If you’re prone to blowing your fun budget, you might have tried it all—from bailing on social plans with friends to going on a full-out spending fast—only to eventually fail miserably.
Why? Because deprivation budgeting can lead to serious burnout, and potentially even worse spending behaviors. “If you stop spending entirely on things you enjoy, that could really set you up for binge-spending,” says financial therapist April Lane Benson, PhD, author of “To Buy or Not to Buy: Why We Overshop and How to Stop.”
Enter the “swap it, don’t stop it” strategy, where you trade in your priciest spending pleasures, like eating out or exotic getaways, for a less-expensive variation that offers similar enjoyment and value. That way, you’ll never feel deprived or guilty about how much you spent.
Here are 11 ideas to get you started.
If dining out is one of your spending weaknesses, you’re not alone. In 2015, the average U.S. household spent more than $3,000 eating out, and the average dinner out costs about $36 per person, according to Zagat—and even more in places like L.A. and New York. Fortunately, there are a variety of ways to spend less while still getting your foodie fix.
- Eat at the bar. Some local and national chain restaurants offer a special menu for bar patrons with happy hour-esque deals. For example, sit at the bar at TGI Fridays and get day-of-the-week drink specials and $5 appetizers anytime.
- Stick to side dishes. Another way to lower your restaurant tab is to order a few side dishes or small plates, or a few apps and a main entree, to split. You’ll pay less overall, while still getting a taste for what the restaurant has to offer and enjoying a meal out with your friends.
- Try the lunch menu. If you have some flexibility in your schedule, dine at your favorite spot for lunch instead of dinner. Restaurants usually have similar, but smaller—and therefore less expensive—portions at lunch.
Find yourself spending the most on drinks? Scouting out happy hours—which you can easily do through apps like Loople—isn’t the only way to shave money off your bill.
- Take a flight. Some restaurants, like The Green Lady in Chicago, which offers a robust selection of craft beers, offer flights, where you can sample several beers at once for about $10. This allows you to taste several drinks for a little more than the cost of one beer.
- Look for seasonal specials. Oftentimes, restaurants and bars will roll out seasonal offerings, like pumpkin ale for fall, that are priced lower than other menu items in order to encourage patrons to give them a shot. For example, Miller’s Ale House (which has 75 locations in the US) offers a pint of a seasonal Leinenkugel’s brew for just $4.25.

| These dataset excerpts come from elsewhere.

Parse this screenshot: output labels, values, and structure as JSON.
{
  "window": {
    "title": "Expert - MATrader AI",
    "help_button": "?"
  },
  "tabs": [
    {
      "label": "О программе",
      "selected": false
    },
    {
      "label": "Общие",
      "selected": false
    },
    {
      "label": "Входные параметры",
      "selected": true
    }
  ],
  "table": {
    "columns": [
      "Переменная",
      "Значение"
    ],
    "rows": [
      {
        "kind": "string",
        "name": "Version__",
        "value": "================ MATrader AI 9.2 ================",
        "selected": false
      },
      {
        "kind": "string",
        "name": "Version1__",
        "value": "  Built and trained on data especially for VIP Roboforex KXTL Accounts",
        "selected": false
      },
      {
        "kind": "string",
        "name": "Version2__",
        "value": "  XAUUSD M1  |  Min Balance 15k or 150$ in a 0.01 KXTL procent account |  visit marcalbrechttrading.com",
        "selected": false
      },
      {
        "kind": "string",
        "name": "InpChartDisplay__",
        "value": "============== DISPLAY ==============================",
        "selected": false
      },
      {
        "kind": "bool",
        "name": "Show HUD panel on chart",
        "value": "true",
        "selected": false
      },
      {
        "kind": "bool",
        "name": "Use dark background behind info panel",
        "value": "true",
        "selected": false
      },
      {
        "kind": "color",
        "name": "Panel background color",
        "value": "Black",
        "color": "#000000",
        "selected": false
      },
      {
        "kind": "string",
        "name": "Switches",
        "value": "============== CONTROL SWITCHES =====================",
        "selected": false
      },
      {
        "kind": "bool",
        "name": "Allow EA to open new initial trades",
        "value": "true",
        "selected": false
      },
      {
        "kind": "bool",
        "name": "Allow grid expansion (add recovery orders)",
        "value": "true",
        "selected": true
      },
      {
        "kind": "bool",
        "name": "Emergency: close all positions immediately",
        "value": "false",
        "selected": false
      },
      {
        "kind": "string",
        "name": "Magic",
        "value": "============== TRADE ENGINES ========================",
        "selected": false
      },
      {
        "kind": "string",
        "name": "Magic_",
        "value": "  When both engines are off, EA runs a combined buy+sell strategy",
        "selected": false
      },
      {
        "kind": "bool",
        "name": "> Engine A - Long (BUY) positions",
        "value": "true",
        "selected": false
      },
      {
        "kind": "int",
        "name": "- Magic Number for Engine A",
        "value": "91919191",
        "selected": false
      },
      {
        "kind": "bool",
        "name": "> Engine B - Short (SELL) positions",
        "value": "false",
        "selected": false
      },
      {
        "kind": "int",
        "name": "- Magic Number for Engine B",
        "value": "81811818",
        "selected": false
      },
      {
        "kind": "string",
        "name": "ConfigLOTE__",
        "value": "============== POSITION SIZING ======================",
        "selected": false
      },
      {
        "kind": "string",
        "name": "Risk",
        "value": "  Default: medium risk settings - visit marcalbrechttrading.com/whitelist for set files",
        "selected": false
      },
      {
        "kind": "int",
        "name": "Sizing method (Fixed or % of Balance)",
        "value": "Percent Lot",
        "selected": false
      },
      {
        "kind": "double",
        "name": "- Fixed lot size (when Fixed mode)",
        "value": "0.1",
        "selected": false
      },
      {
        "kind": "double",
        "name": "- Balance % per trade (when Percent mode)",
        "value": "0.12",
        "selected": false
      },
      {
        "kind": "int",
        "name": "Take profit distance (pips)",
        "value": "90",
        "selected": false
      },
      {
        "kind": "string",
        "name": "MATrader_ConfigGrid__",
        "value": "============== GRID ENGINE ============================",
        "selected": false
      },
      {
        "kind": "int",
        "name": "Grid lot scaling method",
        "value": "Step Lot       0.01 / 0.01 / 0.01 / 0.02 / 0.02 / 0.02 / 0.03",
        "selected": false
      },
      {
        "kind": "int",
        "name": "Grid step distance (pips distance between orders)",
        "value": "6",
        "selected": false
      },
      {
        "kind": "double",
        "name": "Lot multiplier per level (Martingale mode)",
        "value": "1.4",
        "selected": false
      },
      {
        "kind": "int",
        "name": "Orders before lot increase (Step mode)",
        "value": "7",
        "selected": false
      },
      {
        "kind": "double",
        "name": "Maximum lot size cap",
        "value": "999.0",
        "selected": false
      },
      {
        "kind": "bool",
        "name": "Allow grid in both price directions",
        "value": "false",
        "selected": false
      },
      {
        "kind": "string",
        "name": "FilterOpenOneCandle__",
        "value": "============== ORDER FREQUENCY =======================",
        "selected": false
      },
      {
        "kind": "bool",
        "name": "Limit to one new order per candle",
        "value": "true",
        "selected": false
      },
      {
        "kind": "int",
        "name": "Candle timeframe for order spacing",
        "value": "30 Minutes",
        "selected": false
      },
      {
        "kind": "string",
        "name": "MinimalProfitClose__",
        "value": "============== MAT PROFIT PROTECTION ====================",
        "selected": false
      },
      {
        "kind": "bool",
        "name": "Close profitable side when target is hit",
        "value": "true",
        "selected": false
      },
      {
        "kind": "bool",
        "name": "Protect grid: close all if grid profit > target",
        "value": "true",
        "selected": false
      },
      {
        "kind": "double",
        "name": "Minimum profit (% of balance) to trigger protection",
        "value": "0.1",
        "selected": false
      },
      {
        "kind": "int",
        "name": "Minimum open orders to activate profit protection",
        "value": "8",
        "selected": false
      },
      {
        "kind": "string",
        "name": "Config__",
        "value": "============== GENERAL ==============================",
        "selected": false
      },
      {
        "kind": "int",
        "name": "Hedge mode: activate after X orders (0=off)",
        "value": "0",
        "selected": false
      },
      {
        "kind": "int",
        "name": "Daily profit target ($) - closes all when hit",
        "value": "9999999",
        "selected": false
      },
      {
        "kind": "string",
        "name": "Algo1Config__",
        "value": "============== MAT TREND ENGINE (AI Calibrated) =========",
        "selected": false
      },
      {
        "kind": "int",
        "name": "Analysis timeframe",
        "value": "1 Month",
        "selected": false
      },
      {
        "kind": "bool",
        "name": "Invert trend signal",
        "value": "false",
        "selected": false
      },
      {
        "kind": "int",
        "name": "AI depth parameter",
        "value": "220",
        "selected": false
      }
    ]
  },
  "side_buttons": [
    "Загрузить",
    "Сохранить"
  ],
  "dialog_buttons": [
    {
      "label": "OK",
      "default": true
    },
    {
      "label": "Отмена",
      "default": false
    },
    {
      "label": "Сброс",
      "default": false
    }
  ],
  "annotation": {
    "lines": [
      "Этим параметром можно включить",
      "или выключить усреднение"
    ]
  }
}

In 2013, Americans shelled out $2,482—or about $200 a month—on entertainment alone. If you’re a sucker for an awesome amusement park, concert or comedy club, these alternatives can help you save.
- Visit a local fair. Instead of shelling out pricey amusement park entrance fees, which can cost anywhere from $50 to more than $105 for a one-day pass, check your city calendar (and nearby cities, too) for local county fair schedules. They typically offer rides, games and shows for a fraction of the price—usually around $10. If your schedule is flexible, visit the fair’s website for mid-week discounts.
- Check out local talent. If live music is your thing, take a break from $47+ big concert tickets and try smaller shows sponsored by bars or local radio stations. Tickets are far cheaper—usually a $5 to $10 cover—and the food is usually better, too. Some restaurants and hotels also host monthly music residencies, where you can listen to the same singer or band play on the same night each week for free.
- Opt for open mic night. Whether you love poetry readings, comedy acts or rap battles, look for open mic nights in your city. While some are free, others may ask for a small donation or require a drink minimum, but it’s still likely to be a relatively low-cost outing.
According to a Travelex survey, Americans planned to take at least one vacation in 2016—and spend a total of $2,041 on it. If vacations are how you most love to spend your cash, that figure may be even higher. Outside of taking advantage of tweets and apps that scout out travel deals, there are a few ways to enjoy a fun-filled getaway for less.
- Research budget-friendly destination alternatives. For just about any locale on your bucket list, there’s probably a more affordable—yet just as satisfying and memorable—destination worth visiting. For example, if you’re craving a city getaway with lots of old charm and culture, skip Paris this time in favor of Montreal. Or if you’re after a tropical beach vacation, consider the Dominican Republic or Puerto Vallarta, Mexico, instead of Hawaii. Thanks to cheaper accomodations and plane fares, you may even get to stay longer.
- Take an epic train trip. If you like cruises because you can visit multiple destinations on the same trip, try a land-based alternative and go by train. For instance, on Amtrak’s Cardinal route, you can explore Chicago, Cincinnati, D.C. and New York City on a single train trip. Bonus: Since cruises usually have set rates for package deals, with an average of $1,799 for an eight-day cruise, you’ll also have more control over how much you spend.
- Go on a staycation. How often do you get to be a tourist in your own city? To unplug without spending much at all, challenge yourself to an eventful staycation. Ride along that new city bike path, hit up all the best ice cream shops in town or spend hours in a museum you’ve never visited before.